# leaf litter and moss



## Kgbower (Jul 9, 2009)

I was just wondering if you need moss under your leaf litter or if one or the other is ok? I currently have only leaf litter. What is the downside to straight coco fiber?
Thanks


----------



## boogsawaste (Jun 28, 2008)

One or the other is just fine. The downside to just coco fiber is that it sticks to the frogs and seems to irritate them. The upside to leaf litter besides being a divider between them and the substrate is that it gives them places to hide and also a good spot for microfauna (springtales), to reproduce without being hunted to death.


----------



## widmad27 (Aug 9, 2006)

I personally prefer a little of both. Small patches of moss distributed randomly amongst the tank and some leaf just randomly thrown in the tank seem to give you a natural rain forest ground cover. 

After sometime the moss will make small colonies and begin to look more natural and the leaf litter will begin to decay and form a tight substrate binder on top of the coco fiber. 

Best of luck,


----------



## Kgbower (Jul 9, 2009)

I just have a bunch of mag leaves on the floor, there is also some java moss growing down the side of a piece of drift wood which will hopefully grow on to the substrate over time, if there are small spots of exposed coco is that ok? I assume it is since it would be really difficult to stop your frogs from coming into contact with the coco complety.


----------



## ChrisK (Oct 28, 2008)

Post some pics of it


----------



## brian (Jul 9, 2009)

I know of a few hobbist that just don't like it at all, because of bad issues with frog going in contact with the coco fiber.

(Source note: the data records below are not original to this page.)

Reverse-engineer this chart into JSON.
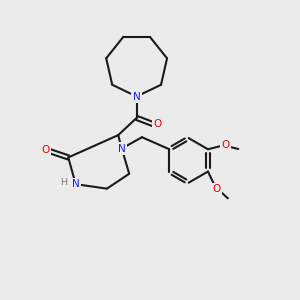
{
  "bg": "#ebebeb",
  "bc": "#1a1a1a",
  "nc": "#1a1aff",
  "oc": "#ee0000",
  "hc": "#7a7a7a",
  "lw": 1.5,
  "figsize": [
    3.0,
    3.0
  ],
  "dpi": 100,
  "xlim": [
    0,
    10
  ],
  "ylim": [
    0,
    10
  ]
}
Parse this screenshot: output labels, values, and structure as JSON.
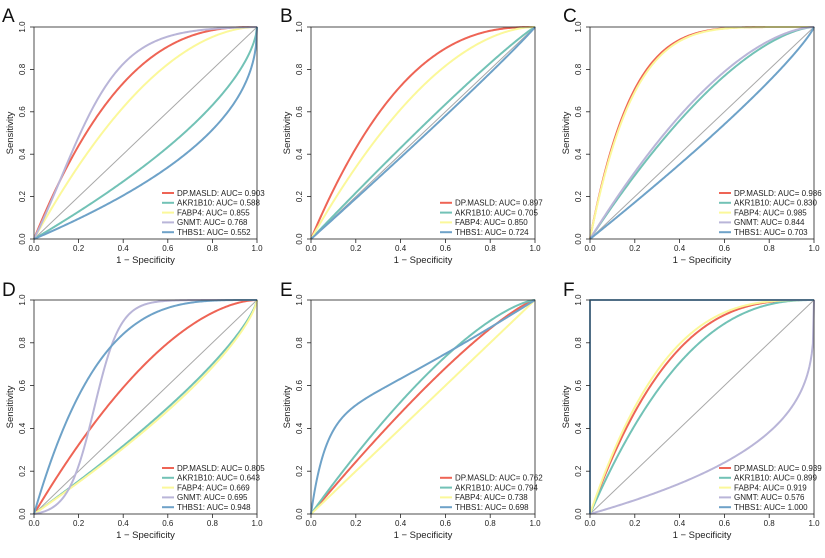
{
  "figure": {
    "xlabel": "1 − Specificity",
    "ylabel": "Sensitivity",
    "ticks": [
      "0.0",
      "0.2",
      "0.4",
      "0.6",
      "0.8",
      "1.0"
    ],
    "auc_prefix": "AUC="
  },
  "colors": {
    "DP.MASLD": "#EE6455",
    "AKR1B10": "#72C2B6",
    "FABP4": "#FBF89A",
    "GNMT": "#B9B5D8",
    "THBS1": "#6EA2C8",
    "diagonal": "#A8A8A8"
  },
  "chart_data": [
    {
      "panel": "A",
      "type": "line",
      "xlabel": "1 − Specificity",
      "ylabel": "Sensitivity",
      "xlim": [
        0,
        1
      ],
      "ylim": [
        0,
        1
      ],
      "series": [
        {
          "name": "DP.MASLD",
          "auc": "0.903",
          "shape": 2.6
        },
        {
          "name": "AKR1B10",
          "auc": "0.588",
          "shape": 0.62
        },
        {
          "name": "FABP4",
          "auc": "0.855",
          "shape": 1.9
        },
        {
          "name": "GNMT",
          "auc": "0.768",
          "shape": "s1"
        },
        {
          "name": "THBS1",
          "auc": "0.552",
          "shape": 0.45
        }
      ]
    },
    {
      "panel": "B",
      "type": "line",
      "xlabel": "1 − Specificity",
      "ylabel": "Sensitivity",
      "xlim": [
        0,
        1
      ],
      "ylim": [
        0,
        1
      ],
      "series": [
        {
          "name": "DP.MASLD",
          "auc": "0.897",
          "shape": 2.5
        },
        {
          "name": "AKR1B10",
          "auc": "0.705",
          "shape": 1.1
        },
        {
          "name": "FABP4",
          "auc": "0.850",
          "shape": 1.85
        },
        {
          "name": "THBS1",
          "auc": "0.724",
          "shape": 0.95
        }
      ]
    },
    {
      "panel": "C",
      "type": "line",
      "xlabel": "1 − Specificity",
      "ylabel": "Sensitivity",
      "xlim": [
        0,
        1
      ],
      "ylim": [
        0,
        1
      ],
      "series": [
        {
          "name": "DP.MASLD",
          "auc": "0.986",
          "shape": 5.5
        },
        {
          "name": "AKR1B10",
          "auc": "0.830",
          "shape": 1.6
        },
        {
          "name": "FABP4",
          "auc": "0.985",
          "shape": 5.3
        },
        {
          "name": "GNMT",
          "auc": "0.844",
          "shape": 1.7
        },
        {
          "name": "THBS1",
          "auc": "0.703",
          "shape": 0.85
        }
      ]
    },
    {
      "panel": "D",
      "type": "line",
      "xlabel": "1 − Specificity",
      "ylabel": "Sensitivity",
      "xlim": [
        0,
        1
      ],
      "ylim": [
        0,
        1
      ],
      "series": [
        {
          "name": "DP.MASLD",
          "auc": "0.805",
          "shape": 1.75
        },
        {
          "name": "AKR1B10",
          "auc": "0.643",
          "shape": 0.75
        },
        {
          "name": "FABP4",
          "auc": "0.669",
          "shape": 0.72
        },
        {
          "name": "GNMT",
          "auc": "0.695",
          "shape": "s2"
        },
        {
          "name": "THBS1",
          "auc": "0.948",
          "shape": 3.6
        }
      ]
    },
    {
      "panel": "E",
      "type": "line",
      "xlabel": "1 − Specificity",
      "ylabel": "Sensitivity",
      "xlim": [
        0,
        1
      ],
      "ylim": [
        0,
        1
      ],
      "series": [
        {
          "name": "DP.MASLD",
          "auc": "0.762",
          "shape": 1.25
        },
        {
          "name": "AKR1B10",
          "auc": "0.794",
          "shape": 1.45
        },
        {
          "name": "FABP4",
          "auc": "0.738",
          "shape": 1.0
        },
        {
          "name": "THBS1",
          "auc": "0.698",
          "shape": "e"
        }
      ]
    },
    {
      "panel": "F",
      "type": "line",
      "xlabel": "1 − Specificity",
      "ylabel": "Sensitivity",
      "xlim": [
        0,
        1
      ],
      "ylim": [
        0,
        1
      ],
      "series": [
        {
          "name": "DP.MASLD",
          "auc": "0.939",
          "shape": 2.9
        },
        {
          "name": "AKR1B10",
          "auc": "0.899",
          "shape": 2.4
        },
        {
          "name": "FABP4",
          "auc": "0.919",
          "shape": 3.1
        },
        {
          "name": "GNMT",
          "auc": "0.576",
          "shape": 0.3
        },
        {
          "name": "THBS1",
          "auc": "1.000",
          "shape": "step"
        }
      ]
    }
  ]
}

Clay balls with moss and leaf litter seems to be the safety way, so why keep using coco fiber, if it might be harmful for our frogs ??


----------



## Suzanne (Dec 28, 2008)

Well, I guess the plants grow better in it, because more nutrients are availlable.


----------



## brian (Jul 9, 2009)

Peat moss Vs coco fiber ??

How about using more % of sand or clay to the mix ?? Any experience with this ??



> Well, I guess the plants grow better in it, because more nutrients are availlable.


Thats true Suzanne, i guess thats why a few just pot plant, easy maintenance.


----------



## boogsawaste (Jun 28, 2008)

brian said:


> I know of a few hobbist that just don't like it at all, because of bad issues with frog going in contact with the coco fiber.
> 
> Clay balls with moss and leaf litter seems to be the safety way, so why keep using coco fiber, if it might be harmful for our frogs ??


I have used aquarium gravel with leaf litter or sphag directly on top many times. Plants seem to do good in it just like that. Wish I had some pictures but off hand I don't think I do. I have recently switched over to ABG mix and am very happy with it as far as not turning into a soggy mess and draining nicely.


----------



## james67 (Jun 28, 2008)

all of my tanks use pea gravel with a layer of sphagnum 1.5+ inches thick and then leaf litter on top. this allows the frogs to hide in the leaves and helps keep them off of the gravel which could get very cold, or shift (stranger things have happened) this method also seems to keep humidity very stable. 

make sure you sanitize both the leaves and moss.
i put them in the microwave (moist with some standing water) and let them go for 10-15 minutes on high.

james


----------